From this standpoint, the traditional philosophical doctrines of Consequentialism, prescribe that moral reasoning and decisions should be based on consequences, action and intention.These three factors are associated with moral judgments in a way that Moral scenarios that involve only a choice between actions with different consequences ranging on a gradient of different amounts of harm elicited, lead to an emotional dissonance or imbalance and create an urgent need within the individual for establishing the best morally correct reason in that situation.
I would like to delve further into this issue using the example of the recent media coverage of the poor work conditions for outsourced labour in the international industries and textile labels such as ZARA. The merchandise organisation ZARA came under immense attack and scrutiny for its exploitative treatment of its factory employees in Vietnam as cheap labour.
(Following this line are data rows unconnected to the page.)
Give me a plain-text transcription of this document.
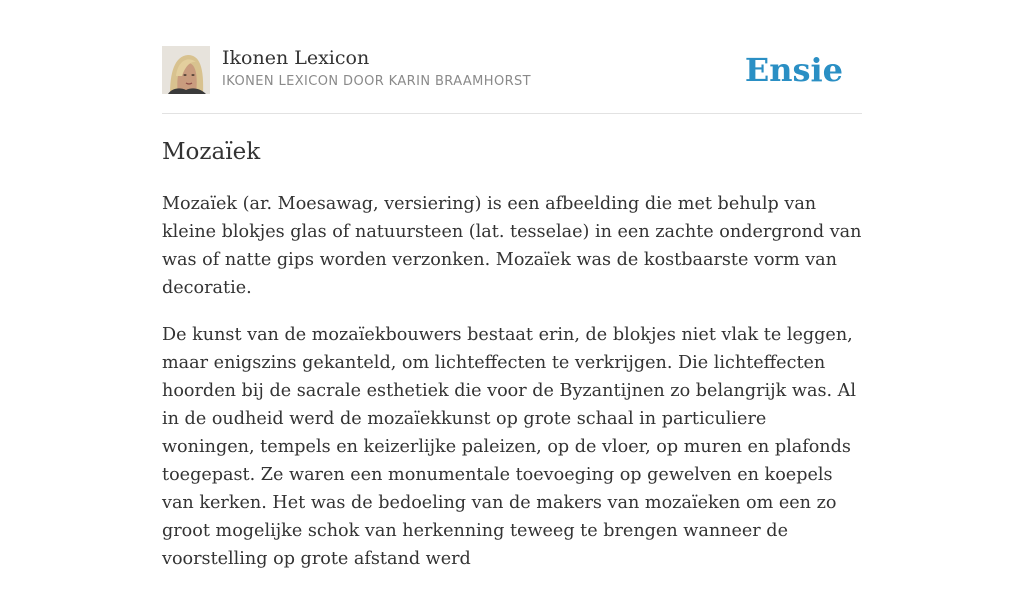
Ikonen Lexicon
IKONEN LEXICON DOOR KARIN BRAAMHORST	Ensie
Mozaïek

Mozaïek (ar. Moesawag, versiering) is een afbeelding die met behulp van kleine blokjes glas of natuursteen (lat. tesselae) in een zachte ondergrond van was of natte gips worden verzonken. Mozaïek was de kostbaarste vorm van decoratie.

De kunst van de mozaïekbouwers bestaat erin, de blokjes niet vlak te leggen, maar enigszins gekanteld, om lichteffecten te verkrijgen. Die lichteffecten hoorden bij de sacrale esthetiek die voor de Byzantijnen zo belangrijk was. Al in de oudheid werd de mozaïekkunst op grote schaal in particuliere woningen, tempels en keizerlijke paleizen, op de vloer, op muren en plafonds toegepast. Ze waren een monumentale toevoeging op gewelven en koepels van kerken. Het was de bedoeling van de makers van mozaïeken om een zo groot mogelijke schok van herkenning teweeg te brengen wanneer de voorstelling op grote afstand werd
Besides, inequality in the pay scale, the workers also complained of poor working conditions such as no breaks for defecating or getting refreshments and food. The projection of the work ethics of these international brands in the news media did not merely create a sensationalising function. Rather, it also created a process of critical review of the growing consumerist ideology of the globalised societies. It allowed an opportunity to the consumers and buyers of these goods in the developed countries to reconsider their own involvement in the perpetuation of economic inequality and create a moral dilemma whether to buy or not to buy such unethically produced goods.
Questions such as what is its supply chain? What kind of people made the products we own, and how much were they paid? How about the conditions under which they worked? In a globalised world where supply chains are scattered across the world, it’s almost impossible to know the stories behind the assembly of all the items in your wardrobe and office. And yet, it is easy to get what one wants for a cheaper price.
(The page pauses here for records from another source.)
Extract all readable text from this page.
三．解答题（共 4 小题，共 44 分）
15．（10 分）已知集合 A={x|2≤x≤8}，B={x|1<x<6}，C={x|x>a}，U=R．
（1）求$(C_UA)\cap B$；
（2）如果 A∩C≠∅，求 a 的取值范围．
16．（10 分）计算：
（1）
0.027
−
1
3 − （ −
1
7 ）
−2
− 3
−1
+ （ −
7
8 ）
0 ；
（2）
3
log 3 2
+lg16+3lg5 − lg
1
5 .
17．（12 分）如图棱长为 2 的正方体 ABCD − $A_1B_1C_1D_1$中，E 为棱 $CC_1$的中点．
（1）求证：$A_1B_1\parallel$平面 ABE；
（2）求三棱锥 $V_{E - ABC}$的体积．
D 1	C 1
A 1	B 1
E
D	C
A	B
The moral thinking that is triggered in such news bulletins is whether awareness of these facts leads the consumers to think: is it wrong to buy a product whose production probably depends on harsh conditions further up the supply chain? Or should one boycott products until the organisation claims responsibility for redressal Or should we keep buying? As boycotting a product may just put workers out of a job. How do we find the middle ground to this urban global problem? It asks for evolving a moral reasoning and action based on assessment of the consequences of the actions manufacturers as well as the consumers and their level of involvement in perpetuating intentional harm to the victims.
While creating awareness may be seen as the first step, news media in itself is not seen to claim responsibility for guiding the consumers’ moral decision making in such issues.